Environmental Impact

Because 3 of these gases are naturally occurring, one may think that they really are not that harmful to the environment and perhaps the human-made ones are the ones to avoid. Unfortunately, all 7 of these GHGs are contributing to climate change. Yes, in most cases the human derived GHGs are much worse for the environment than their naturally occurring counterparts but it is about the volume at which these GHGs are being emitted. The fluorinated gases are predominantly uncommon and released in much smaller quantities in comparison to CO2, CH4 and N2O.

The reason that GHGs are now considered an environmental hazard is the sheer rate that they are being emitted due to human environmental negligence and overconsumption. You’re probably thinking, overconsumption of what? Well, almost everything.

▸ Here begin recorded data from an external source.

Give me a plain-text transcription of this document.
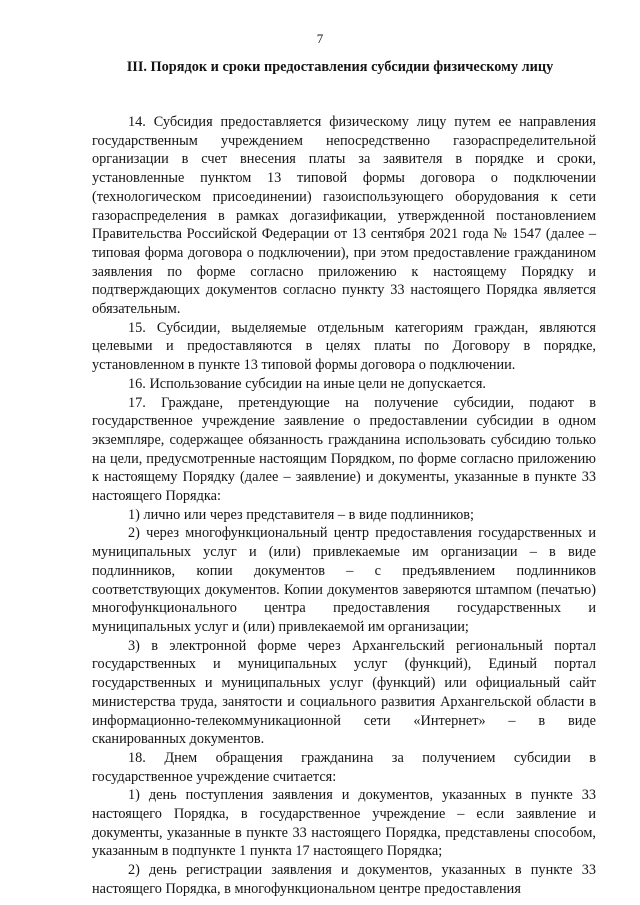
7
III. Порядок и сроки предоставления субсидии физическому лицу

14. Субсидия предоставляется физическому лицу путем ее направления государственным учреждением непосредственно газораспределительной организации в счет внесения платы за заявителя в порядке и сроки, установленные пунктом 13 типовой формы договора о подключении (технологическом присоединении) газоиспользующего оборудования к сети газораспределения в рамках догазификации, утвержденной постановлением Правительства Российской Федерации от 13 сентября 2021 года № 1547 (далее – типовая форма договора о подключении), при этом предоставление гражданином заявления по форме согласно приложению к настоящему Порядку и подтверждающих документов согласно пункту 33 настоящего Порядка является обязательным.

15. Субсидии, выделяемые отдельным категориям граждан, являются целевыми и предоставляются в целях платы по Договору в порядке, установленном в пункте 13 типовой формы договора о подключении.

16. Использование субсидии на иные цели не допускается.

17. Граждане, претендующие на получение субсидии, подают в государственное учреждение заявление о предоставлении субсидии в одном экземпляре, содержащее обязанность гражданина использовать субсидию только на цели, предусмотренные настоящим Порядком, по форме согласно приложению к настоящему Порядку (далее – заявление) и документы, указанные в пункте 33 настоящего Порядка:

1) лично или через представителя – в виде подлинников;

2) через многофункциональный центр предоставления государственных и муниципальных услуг и (или) привлекаемые им организации – в виде подлинников, копии документов – с предъявлением подлинников соответствующих документов. Копии документов заверяются штампом (печатью) многофункционального центра предоставления государственных и муниципальных услуг и (или) привлекаемой им организации;

3) в электронной форме через Архангельский региональный портал государственных и муниципальных услуг (функций), Единый портал государственных и муниципальных услуг (функций) или официальный сайт министерства труда, занятости и социального развития Архангельской области в информационно-телекоммуникационной сети «Интернет» – в виде сканированных документов.

18. Днем обращения гражданина за получением субсидии в государственное учреждение считается:

1) день поступления заявления и документов, указанных в пункте 33 настоящего Порядка, в государственное учреждение – если заявление и документы, указанные в пункте 33 настоящего Порядка, представлены способом, указанным в подпункте 1 пункта 17 настоящего Порядка;

2) день регистрации заявления и документов, указанных в пункте 33 настоящего Порядка, в многофункциональном центре предоставления
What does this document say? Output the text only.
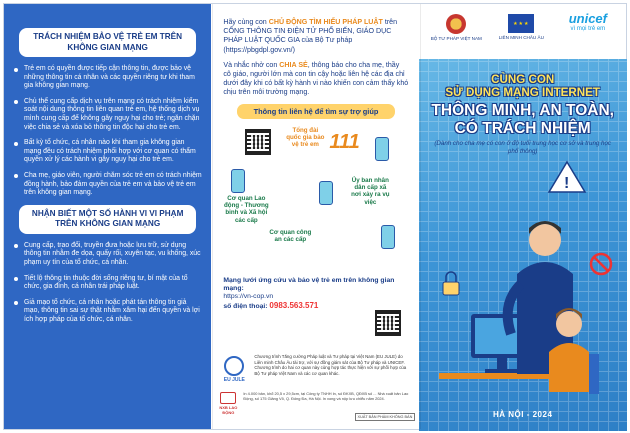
TRÁCH NHIỆM BẢO VỆ TRẺ EM TRÊN KHÔNG GIAN MẠNG
Trẻ em có quyền được tiếp cận thông tin, được bảo vệ những thông tin cá nhân và các quyền riêng tư khi tham gia không gian mạng.
Chủ thể cung cấp dịch vụ trên mạng có trách nhiệm kiểm soát nội dung thông tin liên quan trẻ em, hệ thống dịch vụ mình cung cấp để không gây nguy hại cho trẻ; ngăn chặn việc chia sẻ và xóa bỏ thông tin độc hại cho trẻ em.
Bất kỳ tổ chức, cá nhân nào khi tham gia không gian mạng đều có trách nhiệm phối hợp với cơ quan có thẩm quyền xử lý các hành vi gây nguy hại cho trẻ em.
Cha mẹ, giáo viên, người chăm sóc trẻ em có trách nhiệm đồng hành, bảo đảm quyền của trẻ em và bảo vệ trẻ em trên không gian mạng.
NHẬN BIẾT MỘT SỐ HÀNH VI VI PHẠM TRÊN KHÔNG GIAN MẠNG
Cung cấp, trao đổi, truyền đưa hoặc lưu trữ, sử dụng thông tin nhằm đe dọa, quấy rối, xuyên tạc, vu khống, xúc phạm uy tín của tổ chức, cá nhân.
Tiết lộ thông tin thuộc đời sống riêng tư, bí mật của tổ chức, gia đình, cá nhân trái pháp luật.
Giả mạo tổ chức, cá nhân hoặc phát tán thông tin giả mạo, thông tin sai sự thật nhằm xâm hại đến quyền và lợi ích hợp pháp của tổ chức, cá nhân.

Hãy cùng con CHỦ ĐỘNG TÌM HIỂU PHÁP LUẬT trên CỔNG THÔNG TIN ĐIỆN TỬ PHỔ BIẾN, GIÁO DỤC PHÁP LUẬT QUỐC GIA của Bộ Tư pháp (https://pbgdpl.gov.vn/)

Và nhắc nhở con CHIA SẺ, thông báo cho cha mẹ, thầy cô giáo, người lớn mà con tin cậy hoặc liên hệ các địa chỉ dưới đây khi có bất kỳ hành vi nào khiến con cảm thấy khó chịu trên môi trường mạng.

Thông tin liên hệ để tìm sự trợ giúp
Tổng đài quốc gia bảo vệ trẻ em 111
Cơ quan Lao động - Thương binh và Xã hội các cấp
Ủy ban nhân dân cấp xã nơi xảy ra vụ việc
Cơ quan công an các cấp
Mạng lưới ứng cứu và bảo vệ trẻ em trên không gian mạng:
https://vn-cop.vn
số điện thoại: 0983.563.571
EU JULE
Chương trình Tăng cường Pháp luật và Tư pháp tại Việt Nam (EU JULE) do Liên minh Châu Âu tài trợ, với sự đồng giám sát của Bộ Tư pháp và UNICEF. Chương trình do hai cơ quan này cùng hợp tác thực hiện với sự phối hợp của Bộ Tư pháp Việt Nam và các cơ quan khác.
NXB LAO ĐỘNG
In 4.000 bản, khổ 20,5 x 29,5cm, tại Công ty TNHH In, số ĐKXB, QĐXB số ... Nhà xuất bản Lao Động, số 175 Giảng Võ, Q. Đống Đa, Hà Nội. In xong và nộp lưu chiểu năm 2024.
XUẤT BẢN PHẨM KHÔNG BÁN
BỘ TƯ PHÁP VIỆT NAM
★★★	LIÊN MINH CHÂU ÂU
unicef
vì mọi trẻ em
CÙNG CON
SỬ DỤNG MẠNG INTERNET
THÔNG MINH, AN TOÀN,
CÓ TRÁCH NHIỆM
(Dành cho cha mẹ có con ở độ tuổi trung học cơ sở và trung học phổ thông)
!
HÀ NỘI - 2024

Every individual has a role to play in the amount of GHGs emitted each day, through daily choices of how we get around, to what we eat for dinner and even where we go on vacation. This also includes all purchases too, such as where and what we purchase (and what we do with those purchases). You may not think that on an individual basis you impact the environment that much, but when you consider that there are 35 million other people in Canada alone, those numbers start to add up. The UN estimates that 75% of GHGs are emitted from end consumption of fossil fuels (transportation, plastic production, etc).

Given this, GHGs are the driving force behind climate change, as these gases are trapping heat and contributing to increased temperatures worldwide. This does not just refer to global warming anymore, as these gases increase the severity and frequency of storms, heat waves, wildfires and heavy rainfall with little to no predictability. GHGs also contribute to the rise in sea levels due to increased temperatures, as well as ocean acidification and even plant and animal extinction. As GHGs continue to be emitted, and emission levels continue to rise, these conditions will only get worse.


How Do We Reduce GHGs?

As stated above, everyone makes individual choices that affect how much GHGs are emitted on an individual and global scale. There are lots of ways we can individually curb our GHG emissions.

  1. Transportation

Next time you need to get from A to B, think about taking public transit, carpooling or an alternative method of transportation, such as biking or walking (depending on distance). Cars and gasoline powered vehicles making getting places easier, but they are not necessarily good for the environment. If the opportunity presents itself for you to buy a new vehicle, consider buying something electric or hybrid.

  1. Upgrade Buildings

Many buildings still run on fossil fuels. Upgrade, where possible, so that everything runs through hydro instead (think converting a gas stove to an electric one).

  1. Support Local Agriculture

The transportation, packaging and unsustainable farming methods of industrial agriculture make buying local food a much more GHG friendly alternative. Look for local foods at your grocery store or even venture to a farmers market. Another way to curb your GHG emissions is to reduce your meat consumption.

  1. Shop Second-Hand

For clothes, decor, books, etc – always try to find second hand before purchasing new. This reduces the consumption of goods and gives things new life. This has never been easier with online marketplaces.



GHGs are being emitted at a much larger quantity than the earth is able to absorb, leading to climate change. As stated, if these patterns continue, we will be faced with a much larger climate crisis then we are already in. The Government of Canada has set goals to reduce GHGs in Canada to below 2005 levels by 2030 (the Paris Agreement), but time will tell how Canada will meet that target. Through making your own individual choices to reduce GHGs, and businesses and government agencies alike doing the same, I hope we are able to meet those GHGs targets for everyone’s benefit.